I plastered the stickers in a mosaic across its white canvas and it transformed into certifiable coolness. I took all the little pieces of gear that I had accumulated for the hopeful adventures that weren’t taking place and dumped them into the bucket:

  • MSR Pocket Rocket stove
  • Cook set
  • Petzl headlamp
  • Shackleton tea brew
  • Spare running socks
  • Stainless steel wine glass
  • Ramen Noodles
  • Starbucks Via
  • Sunscreen
  • Wool gloves from the Dollar store
  • Bike inner tubes, tire tools, flashers,
  • Spice kit
  • Pocket knife
  • 1/2 lb. of white minute rice
  • French Press & coffee grounds
  • Toothbrush, deodorant, tooth paste
The Man can’t keep me down

Here is what the Joy Bucket has become:

  • Portable anticipation
  • Serendipitous-expectant-possibility  
  • My favorite things assembled and waiting, short, small bursts of use

You see The Man doesn’t stand a chance anymore when his lopsided influence over my life has been diminished.   Now fifteen minutes on the back of my trunk can yield stories that last years. Ask some of my buddies about the time’s I brewed up a cup of Ramen or a French Press cup of Joe.
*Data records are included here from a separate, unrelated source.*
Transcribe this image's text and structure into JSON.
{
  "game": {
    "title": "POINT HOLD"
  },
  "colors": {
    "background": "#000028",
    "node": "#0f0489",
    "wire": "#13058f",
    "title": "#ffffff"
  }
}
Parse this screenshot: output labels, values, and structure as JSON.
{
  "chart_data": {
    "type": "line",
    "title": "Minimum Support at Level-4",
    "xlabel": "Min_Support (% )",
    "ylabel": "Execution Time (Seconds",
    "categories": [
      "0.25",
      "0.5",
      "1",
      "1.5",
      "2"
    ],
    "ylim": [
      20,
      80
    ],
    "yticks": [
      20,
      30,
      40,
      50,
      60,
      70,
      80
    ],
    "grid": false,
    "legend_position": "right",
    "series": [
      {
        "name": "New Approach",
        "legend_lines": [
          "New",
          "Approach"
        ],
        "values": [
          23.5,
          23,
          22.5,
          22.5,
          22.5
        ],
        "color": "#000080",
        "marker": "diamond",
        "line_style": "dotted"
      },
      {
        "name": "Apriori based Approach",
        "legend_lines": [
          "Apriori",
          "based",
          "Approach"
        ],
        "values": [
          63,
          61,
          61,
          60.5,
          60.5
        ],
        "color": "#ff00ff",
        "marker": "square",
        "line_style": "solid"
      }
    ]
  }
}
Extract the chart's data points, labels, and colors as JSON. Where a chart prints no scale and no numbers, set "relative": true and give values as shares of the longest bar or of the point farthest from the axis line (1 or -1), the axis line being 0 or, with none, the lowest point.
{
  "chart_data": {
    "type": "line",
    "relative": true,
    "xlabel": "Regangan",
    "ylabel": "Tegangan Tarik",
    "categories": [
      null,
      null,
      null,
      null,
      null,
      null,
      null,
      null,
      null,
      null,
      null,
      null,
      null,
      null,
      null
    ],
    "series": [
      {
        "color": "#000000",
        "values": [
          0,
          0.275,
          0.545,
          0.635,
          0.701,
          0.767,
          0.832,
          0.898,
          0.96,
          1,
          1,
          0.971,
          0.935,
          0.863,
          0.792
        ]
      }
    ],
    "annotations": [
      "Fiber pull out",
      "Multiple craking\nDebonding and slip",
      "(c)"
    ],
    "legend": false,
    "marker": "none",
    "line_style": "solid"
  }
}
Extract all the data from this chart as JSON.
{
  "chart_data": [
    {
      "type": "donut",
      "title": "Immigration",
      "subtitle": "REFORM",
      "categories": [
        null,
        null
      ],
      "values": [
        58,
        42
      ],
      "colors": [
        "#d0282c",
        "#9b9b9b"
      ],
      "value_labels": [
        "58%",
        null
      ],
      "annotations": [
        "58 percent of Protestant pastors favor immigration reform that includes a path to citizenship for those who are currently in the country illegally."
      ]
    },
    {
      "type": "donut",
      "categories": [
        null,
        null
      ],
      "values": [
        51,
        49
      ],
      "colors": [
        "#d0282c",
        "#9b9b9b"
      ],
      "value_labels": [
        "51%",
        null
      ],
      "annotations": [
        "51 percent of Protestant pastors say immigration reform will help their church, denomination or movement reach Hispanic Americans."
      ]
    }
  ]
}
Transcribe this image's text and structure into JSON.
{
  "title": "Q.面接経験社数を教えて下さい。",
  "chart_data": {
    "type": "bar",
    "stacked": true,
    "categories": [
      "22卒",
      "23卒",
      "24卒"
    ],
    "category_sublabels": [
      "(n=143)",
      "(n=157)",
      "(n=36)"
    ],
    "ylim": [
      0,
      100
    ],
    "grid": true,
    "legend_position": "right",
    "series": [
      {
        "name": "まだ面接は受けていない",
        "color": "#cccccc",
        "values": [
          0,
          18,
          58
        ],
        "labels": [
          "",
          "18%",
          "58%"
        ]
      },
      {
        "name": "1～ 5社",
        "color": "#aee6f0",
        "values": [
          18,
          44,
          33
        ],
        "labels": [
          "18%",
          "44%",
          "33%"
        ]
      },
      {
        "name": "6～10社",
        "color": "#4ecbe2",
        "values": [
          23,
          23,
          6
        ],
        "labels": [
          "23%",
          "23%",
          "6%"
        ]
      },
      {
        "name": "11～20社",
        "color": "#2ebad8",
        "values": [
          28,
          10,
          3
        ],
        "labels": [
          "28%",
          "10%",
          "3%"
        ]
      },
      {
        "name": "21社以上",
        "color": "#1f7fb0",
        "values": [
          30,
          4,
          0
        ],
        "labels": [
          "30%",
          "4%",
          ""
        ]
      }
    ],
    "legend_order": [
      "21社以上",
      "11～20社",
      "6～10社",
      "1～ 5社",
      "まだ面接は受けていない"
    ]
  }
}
The Oppressed became Kings.

Summary

The Man only has as much power and influence as we permit. He is far less of a tyrant than we believe him to be. Find small ways to stick-it-to-him every day. I’ve gone fishing at 6 am and to my desk by 8:30 am but refused to wash my fishy hands just so I could smile each time I got a whiff of their odor.

He can only have what you allow him.

What would you put in your Joy-Bucket?

When are we going to fire up a brew together?